第15話

 ベルの音に反応し、女性店員が歩み寄ってくる。手持ちサイズの機械を開き、注文を尋ねられた。


「えっと、ステーキ&バーグの和食セットご飯大盛りと、サンドウィッチとコーンスープ。以上でお願いします」

 

 蓮は、店員にそう注文した。


 なんだかんだ言いながら、ちゃんと僕が欲したサンドウィッチを頼んでくれるんだな、とそう思ったけれど、やっぱり思い損で、蓮が食べるようだった。


 これが、嫌がらせ、というやつか。まあ、僕は何も……感じないが。

 

 やがて、僕たちが挟んでいるテーブルの上に注文した料理が運ばれる。僕の前にはお椀に山盛りにされたご飯、味噌汁、そして視界を眩ませるほどの湯気が立つステーキとハンバーグの乗った鉄板皿。


 蓮の前には、卵の入ったサンドウィッチとコーンスープ。


 僕たちは体の前で両手を合わしてから、食事を始める。


「皆、大変そうだね」

 サンドウィッチを頬張りながら、蓮が言った。


 視線は店内に向けられていて、どうやら他の客に関して言っているようだ。僕も誰かのせいで大変な目にあっているのだけれど、それは口にせず彼女に倣うようにして再び店内を見回した。


 窓際の席に、子供を二人連れた若い女性の姿が増えていた。


「そうだな。日曜の昼間でも、ゆっくりできないなんて」

 

 そう言いながら、自分の現在の状況も似たようなものだな、と苦笑する。


「でも、幸せそう」


「幸せ?」

 

 僕は、首を傾げる。


「うん。必死で頑張ってる中に、生きてるって感じがする」


「生きてる……」


「自分の存在っていうのが、そこにしっかり根付いているって感じかな。自分がそこにいて、その横に自分の存在を感じてくれている誰かがいる」


「どちらかというと、一人で来ている人の方が多いけど、それでも横に誰かがいるって言うのか?」

 

 蓮には本当に幽霊が見えているのかと、そう思ったがどうやら違っていたようだった。


 「いるよ。自分の存在を感じてくれている誰かがいるから、皆頑張れるんだよ。生きていけるんだよ」


「生きている意味、みたいな話?」


「そんな難しい話じゃないよ」


 蓮は、微笑する。


「意味なんて、別にいらない。ただ、生きてるってこと」


 彼女は、湯気の立つコーンスープをゆっくりと啜っている。


「生きている意味がいらないって、意味が無いのに生きられるか?」


「生きられるよ」


「――どうして?」


「意味は無くても、理由はあるから」


「生きる……理由?」


 蓮は、啜っていたコーンスープのカップをゆっくりとテーブルの上に戻し、僕の目を見つめる。互いの視線が交わり、混ざり合う。

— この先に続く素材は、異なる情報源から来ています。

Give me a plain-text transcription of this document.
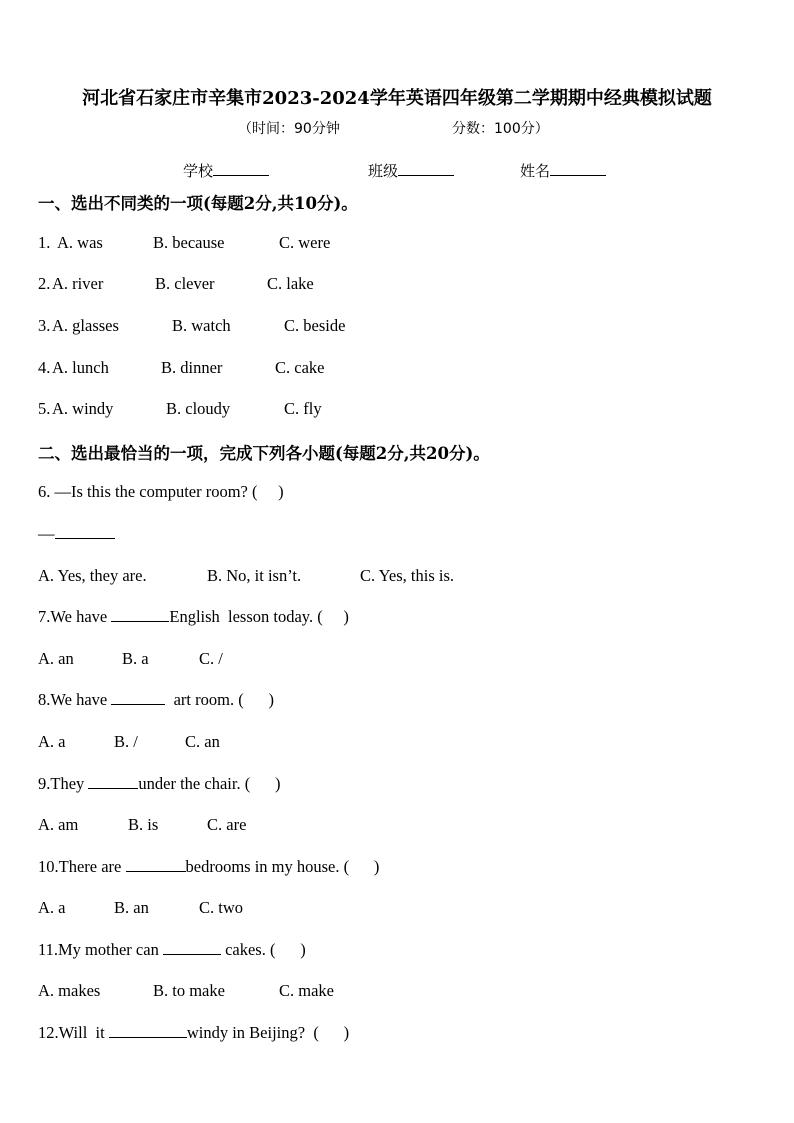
河北省石家庄市辛集市2023-2024学年英语四年级第二学期期中经典模拟试题
（时间：90分钟	分数：100分）
学校	班级	姓名
一、选出不同类的一项(每题2分,共10分)。
1. A. was	B. because	C. were
2. A. river	B. clever	C. lake
3. A. glasses	B. watch	C. beside
4. A. lunch	B. dinner	C. cake
5. A. windy	B. cloudy	C. fly
二、选出最恰当的一项，完成下列各小题(每题2分,共20分)。
6. —Is this the computer room? (     )
—
A. Yes, they are.	B. No, it isn’t.	C. Yes, this is.
7.We have	English  lesson today. (     )
A. an	B. a	C. /
8.We have	art room. (      )
A. a	B. /	C. an
9.They	under the chair. (      )
A. am	B. is	C. are
10.There are	bedrooms in my house. (      )
A. a	B. an	C. two
11.My mother can	cakes. (      )
A. makes	B. to make	C. make
12.Will  it	windy in Beijing?  (      )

「動物も虫も草も、皆幸せになるために生きてるんだよ」


 蓮はそう言うと、再びカップを手に取りコーンスープを啜り始めたが、僕はしばらくの間、彼女から目をそらすことができなかった。

 

 意味ではなく理由。


 それは近しいものであるはずなのに、全く別のもののように感じられた。

 

 ふと目を横にやると、忙しそうに機器を操作していた壮年の男性と目が合った。


 男性は恥ずかしそうに、すぐさま視線を目の前のノートパソコンへと移す。

 

 会話の内容が、気になったのだろうか。まあ、それもそうだろう。こんな昼間から、若い男女がするような会話ではなかったのだから。

 

 僕はもう一度、蓮との会話を思い出す。

 

 この世界には命があり、生きている。それは、幸せになるために生きている。

 

 僕もまた、その理の中にある。幸福をもたらす存在である僕もまた、幸福になる為に生きている。

 

――では。一体、僕という存在は何なのだろう。

 

 僕は視線を下に移し、生まれて初めて疑問を持った。


 これまで淡々と無感情のままにこなしてきた僕の役割、生きる意味。幸福をもたらし続ける――無限のサイクル。


 しかし。


 生きる者は皆、幸福になるために生きているのだとしたら。


 幸福とは一体、何であるのだろうか。